Court closures and the exceptions

Effective March 19, 2020, revised April 16, 2020, by the order (the “Closure Order”) of Chief Justice Christopher E. Hinkson of the Supreme Court of British Columbia, all regular court operations are suspended and all matters scheduled to be heard are automatically adjourned. However, the Closure Order indicates that courts, at their discretion, may hear essential and urgent matters. Essential and urgent matters within civil litigation include:

  • matters related to public health and safety and COVID-19, including:
    • orders under the Quarantine Act; and
    • orders under the Public Health Act.
  • matters where there is a prima facie urgency, including:
    • refusal of treatment and end of life matters, including applications under the Health Care (Consent) and Care Facility (Admission) Act;
    • detention of individuals, including under the Mental Health Act and the Adult Guardianship Act;
    • emergency adult guardianship and committeeship orders, including under the Adult Guardianship Act and Patients Property Act;
    • housing evictions, including interim stays of orders of possession under the Residential Tenancy Act;
    • civil restraining orders;
    • preservation orders;
    • urgent injunction applications; and
    • urgent orders in the nature of habeas corpus, certiorari, mandamus and prohibition.

As noted the court’s decision to hear a matter is discretionary. This means that if your matter is not enumerated above, a court may still consider it to be urgent. Unfortunately, there have been no published decisions in regards to urgency within civil litigation at the time of this posting. For examples of urgency within family law, please review our COVID-19 Family posting, or for a personal assessment of your situation, please contact one of the lawyers at Hawthorne Piggott and Company.

Teleconferencing

Aside from the essential and urgent matters discussed above, as of April 20, 2020, parties who had matters scheduled between March 19, 2020 and May 29, 2020 may now, at the discretion of the court, schedule a telephone conference hearing if their matters meet the following criteria:

  • the matter is limited to one disputed issue, or (if the matter involves more than one issue) the parties have reached consent on some or all of the issues;
  • the disputed issue is suitable for determination by telephone and is estimated to take less than one hour; and
  • the disputed issue can be addressed on the basis of a single affidavit filed per party, no longer than 10 pages.

Limitation Periods

In a large part due to the closure of the courts, the Minister of Public Safety and Solicitor General of British Columbia declared on April 8, 2020 that, effective April 15, 2020, all mandatory limitation periods and other mandatory time periods would be suspended under the Limitation Periods (COVID-19) Order No. 2 (the “Limitation Order”).

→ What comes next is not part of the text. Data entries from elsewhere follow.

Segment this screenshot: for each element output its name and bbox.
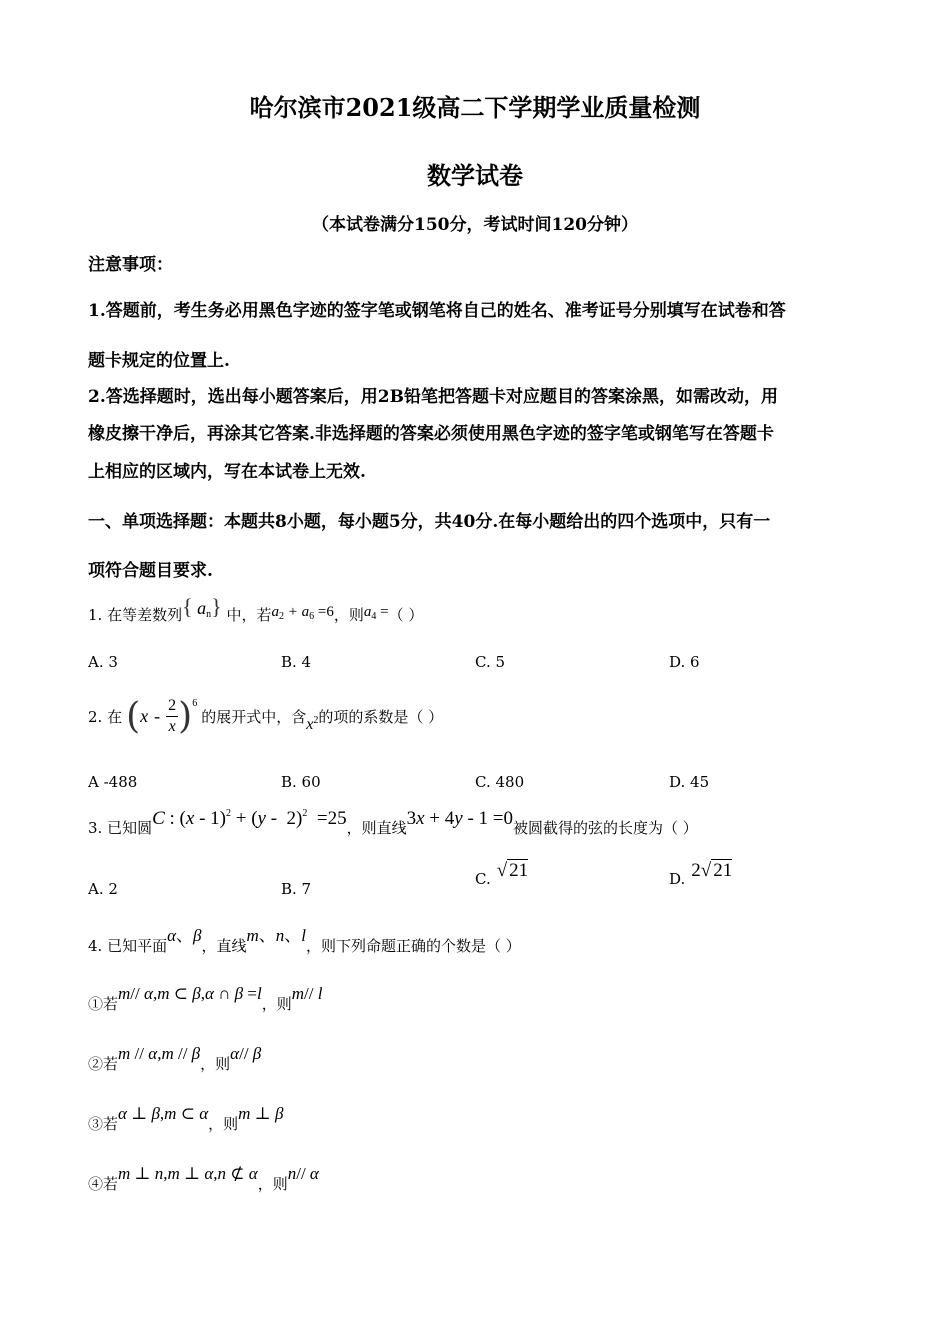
question-3-circle: C : (x - 1)$^2$ + (y - 2)$^2$ =25 [152, 808, 347, 829]
question-1-then: ，则 [333, 606, 364, 624]
question-1-middle: 中，若 [226, 606, 272, 624]
q2-option-d[interactable]: D. 45 [669, 773, 710, 791]
question-4-suffix: ，则下列命题正确的个数是（ ） [306, 937, 521, 955]
question-3-prefix: 3. 已知圆 [88, 819, 153, 837]
section-1-line-2: 项符合题目要求. [88, 561, 213, 581]
question-4-item-3-then: ，则 [208, 1115, 239, 1133]
question-2-term: $x^2$ [306, 714, 319, 733]
question-4-item-2-conclusion: α// β [230, 1044, 262, 1063]
question-4-item-4-num: ④若 [88, 1175, 119, 1193]
question-4-lines: m、n、l [246, 926, 307, 945]
question-4-middle: ，直线 [201, 937, 247, 955]
q3-option-c-label: C. [475, 870, 491, 888]
q3-option-c-value: √ 21 [496, 860, 529, 881]
question-4-prefix: 4. 已知平面 [88, 937, 168, 955]
q1-option-c[interactable]: C. 5 [475, 653, 506, 671]
question-1-prefix: 1. 在等差数列 [88, 606, 183, 624]
exam-title: 哈尔滨市2021级高二下学期学业质量检测 [249, 93, 701, 122]
q2-option-b[interactable]: B. 60 [281, 773, 321, 791]
note-item-1-line-1: 1.答题前，考生务必用黑色字迹的签字笔或钢笔将自己的姓名、准考证号分别填写在试卷和答 [88, 301, 786, 321]
question-4 [88, 922, 521, 956]
q1-option-a[interactable]: A. 3 [88, 653, 118, 671]
question-4-item-2-condition: m // α,m // β [118, 1044, 201, 1063]
question-4-item-4 [88, 1160, 319, 1194]
question-2-suffix: 的项的系数是（ ） [318, 707, 444, 726]
question-4-item-1 [88, 980, 322, 1014]
question-2 [88, 688, 443, 744]
question-4-item-4-conclusion: n// α [287, 1164, 319, 1183]
question-4-item-1-condition: m// α,m ⊂ β,α ∩ β =l [118, 984, 262, 1003]
question-4-item-3 [88, 1100, 283, 1134]
q3-option-c[interactable] [475, 860, 529, 888]
question-3-middle: ，则直线 [346, 819, 407, 837]
question-4-item-2 [88, 1040, 261, 1074]
note-item-1-line-2: 题卡规定的位置上. [88, 351, 230, 371]
q1-option-b[interactable]: B. 4 [281, 653, 312, 671]
q2-option-a[interactable]: A -488 [88, 773, 138, 791]
q3-option-d[interactable] [669, 860, 733, 888]
question-4-planes: α、β [167, 926, 202, 945]
notes-heading: 注意事项： [88, 255, 173, 275]
question-1-sequence: { $a_n$} [182, 594, 222, 620]
question-1 [88, 594, 424, 626]
q1-option-d[interactable]: D. 6 [669, 653, 700, 671]
question-2-middle: 的展开式中，含 [201, 707, 307, 726]
note-item-2-line-1: 2.答选择题时，选出每小题答案后，用2B铅笔把答题卡对应题目的答案涂黑，如需改动，用 [88, 387, 778, 407]
q2-option-c[interactable]: C. 480 [475, 773, 525, 791]
question-3-line: 3x + 4y - 1 =0 [406, 808, 513, 829]
question-4-item-2-num: ②若 [88, 1055, 119, 1073]
question-2-binomial: ( x - $\frac{2}{x}$ ) 6 [126, 695, 198, 737]
exam-info: （本试卷满分150分，考试时间120分钟） [312, 215, 638, 235]
question-4-item-1-conclusion: m// l [291, 984, 323, 1003]
question-4-item-3-num: ③若 [88, 1115, 119, 1133]
question-3-suffix: 被圆截得的弦的长度为（ ） [513, 819, 698, 837]
q3-option-a[interactable]: A. 2 [88, 880, 118, 898]
question-1-blank: （ ） [388, 606, 424, 624]
question-4-item-3-conclusion: m ⊥ β [238, 1104, 284, 1123]
question-3 [88, 806, 698, 838]
question-4-item-1-then: ，则 [261, 995, 292, 1013]
question-2-prefix: 2. 在 [88, 707, 123, 726]
question-1-condition: $a_2 + a_6 =6$ [271, 604, 334, 622]
section-1-line-1: 一、单项选择题：本题共8小题，每小题5分，共40分.在每小题给出的四个选项中，只有一 [88, 512, 771, 532]
q3-option-d-value: 2√ 21 [691, 860, 733, 881]
q3-option-b[interactable]: B. 7 [281, 880, 312, 898]
q3-option-d-label: D. [669, 870, 686, 888]
question-4-item-4-then: ，则 [257, 1175, 288, 1193]
note-item-2-line-3: 上相应的区域内，写在本试卷上无效. [88, 462, 366, 482]
question-4-item-2-then: ，则 [200, 1055, 231, 1073]
question-4-item-4-condition: m ⊥ n,m ⊥ α,n ⊄ α [118, 1164, 258, 1183]
note-item-2-line-2: 橡皮擦干净后，再涂其它答案.非选择题的答案必须使用黑色字迹的签字笔或钢笔写在答题卡 [88, 424, 774, 444]
question-4-item-3-condition: α ⊥ β,m ⊂ α [118, 1104, 209, 1123]
exam-subject-title: 数学试卷 [427, 161, 523, 190]
question-1-target: $a_4$ = [363, 604, 389, 622]
question-4-item-1-num: ①若 [88, 995, 119, 1013]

The Limitation Order replaced the Limitation Periods (COVID-19) Order that came into effect on March 26, 2020 and added the exclusions as discussed in our COVID-19 Construction post. The Limitation Order will be in effect until the date on which the last extension of the declaration of a state of emergency, made March 18, 2020 under section 9(1) of the Emergency Program Act, expires or is cancelled. As such, any timelines or time periods in ongoing civil matters (with the exception of those mentioned in our COVID-19 Construction post) are suspended until the provincial state of emergency is removed.

Liability

It should be also noted that on April 2, 2020, by order of the Minister of Public Safety and Solicitor General, those persons who operate or provide essential services are protected from liability for damages relating, directly or indirectly, to COVID-19, if those operating or providing those services are doing so in accordance with all applicable emergency and public health guidance.